Caetano não acredita em lágrimas

Por Vladimir Cunha

– O senhor quer o quê?, perguntou o balconista da padaria pela quinta vez.
– Quero lirios plásticos do campo e do contracampo. Telástico cinemascope teu sorriso tudo isso. Tudo ido e lido e lindo e vindo do vivido, respondeu Caetano Veloso.
– Como que é?
– Quero teu bom só para o oco, minha falta. Sou Gitá Gogóia.

Já estava juntando gente. E uns espertinhos começaram a perguntar qualquer coisa só para tirar onda.

– E aí?, gritou para Caetano um sujeito sentado no balcão, vai dá Framengo ou Fruminense?
– Vai dar coro de cor sombra de som de cor de mal me quer…
– Aê, o maluco tá boladão, respondeu, em meio a gargalhadas gerais, um técnico da Telerj que arrumava a fiação telefônica do local.

Foi quando Dona Alzira, a governanta, chegou apressada, enxugando as mãos no avental do uniforme.

– Seu Caetano, tá todo mundo preocupado lá em casa, por onde o senhor andou?
– Andei por mais distante que o errante navegante…
– Faz meia-hora que ele tá assim, explicou o balconista.
– Minha Nossa Senhora.
– Senhora de Santo Amaro da Purificação de verde ver pé de capim, bico de pena pio de bem te vi…

Tinha começado mês passado, quando o morador do 601 resolveu puxar conversa no elevador.

– Calor, hein? Será que vai chover?
– Se vai chover ou não é sonho-segredo. Não é segredo…
– Hã?
– O que?, retrucou Caetano assustado.
– Nada não…eu, hein.

Naquele dia Caetano não dormiu, preocupado. E foi piorando. Certa vez, jogando WAR, avisou que seu objetivo era “conquistar uma coisa qualquer em você”. Alguém perguntava se ele queria almoçar e a resposta podia ser tanto “sim” quanto “Eu quero um bife de Coração exposto como um nervo tenso retenso um renegro. Prego cego durando na palma polpa da mão ao sol”. A família decidiu levar no médico. Durante a consulta, Caetano reclamou da bexiga e disse que “estava travado a mente na ideologia”. Já não conseguia mais falar como gente. A imprensa publicava suas entrevistas bombásticas e incompreensíveis como se ele fosse Moisés descendo o Monte Sinai com as Tábuas da Lei. “Lula não diz o que junhos de fumaça e frio”, foi sua declaração definitiva sobre o escândalo do mensalão publicada em um jornal paulista. “Em que se passara passa passará o raro pesadelo”, apressou-se em declarar Caetano assim que o Rio de Janeiro foi escolhido como sede das Olimpíadas.

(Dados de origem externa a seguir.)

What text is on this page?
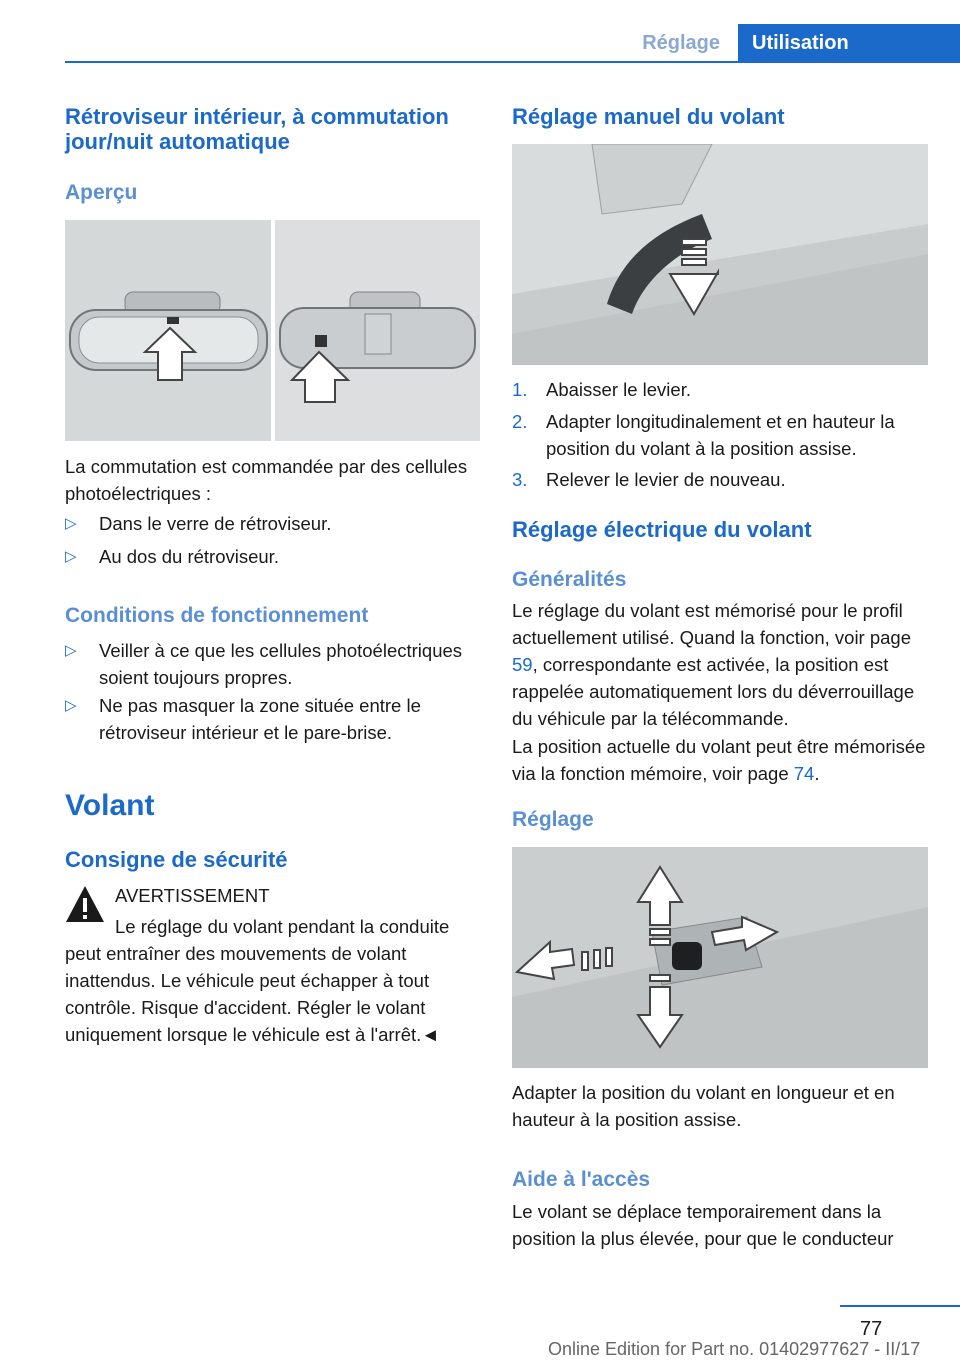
Réglage	Utilisation
Rétroviseur intérieur, à commutation jour/nuit automatique
Aperçu

La commutation est commandée par des cellules photoélectriques :

▷	Dans le verre de rétroviseur.
▷	Au dos du rétroviseur.
Conditions de fonctionnement
▷	Veiller à ce que les cellules photoélectriques soient toujours propres.
▷	Ne pas masquer la zone située entre le rétroviseur intérieur et le pare-brise.
Volant
Consigne de sécurité
AVERTISSEMENT

Le réglage du volant pendant la conduite peut entraîner des mouvements de volant inattendus. Le véhicule peut échapper à tout contrôle. Risque d'accident. Régler le volant uniquement lorsque le véhicule est à l'arrêt.◄

Réglage manuel du volant
1.	Abaisser le levier.
2.	Adapter longitudinalement et en hauteur la position du volant à la position assise.
3.	Relever le levier de nouveau.
Réglage électrique du volant
Généralités

Le réglage du volant est mémorisé pour le profil actuellement utilisé. Quand la fonction, voir page 59, correspondante est activée, la position est rappelée automatiquement lors du déverrouillage du véhicule par la télécommande.

La position actuelle du volant peut être mémorisée via la fonction mémoire, voir page 74.

Réglage

Adapter la position du volant en longueur et en hauteur à la position assise.

Aide à l'accès

Le volant se déplace temporairement dans la position la plus élevée, pour que le conducteur

77
Online Edition for Part no. 01402977627 - II/17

Os jornalistas adoravam, os jornais repercutiam e a classe média fazia que entendia.

Só Dona Alzira, não se sabe como, conseguia decifrar o idioma caetânico inventado pelo patrão.

– O senhor quer o que?, perguntou Alzira, intermediando a conversa entre Caetano e o balconista.
– Quero me dedicar a criar confusões de prosódia. Quero que pinte um Amor Bethânia.
– Moço, ele quer um pastel de queijo e uma coxinha de galinha, explicou ela ao balconista.
– E pra beber?, perguntou o rapaz, já meio aliviado.
– Densa e negra como as águas do Abaeté, arrudiada de areia branca, arrudiada…
– Uma coca light, traduziu a governanta.

Caetano comeu e pagou no cartão. Mas ao invés de assinar seu nome escreveu no boleto um poema de 173 linhas sobre Joaquim Nabuco. O caixa reclamou. Pra evitar confusão, Dona Alzira tirou cinco reais do sutiã e pagou a conta.

Na saída, um rapaz passou por Caetano e lhe perguntou as horas.

– Hora da palavra. Quando não se…
– Bora embora, seu Caetano, bora embora, cortou Alzira empurrando o patrão de volta pra casa.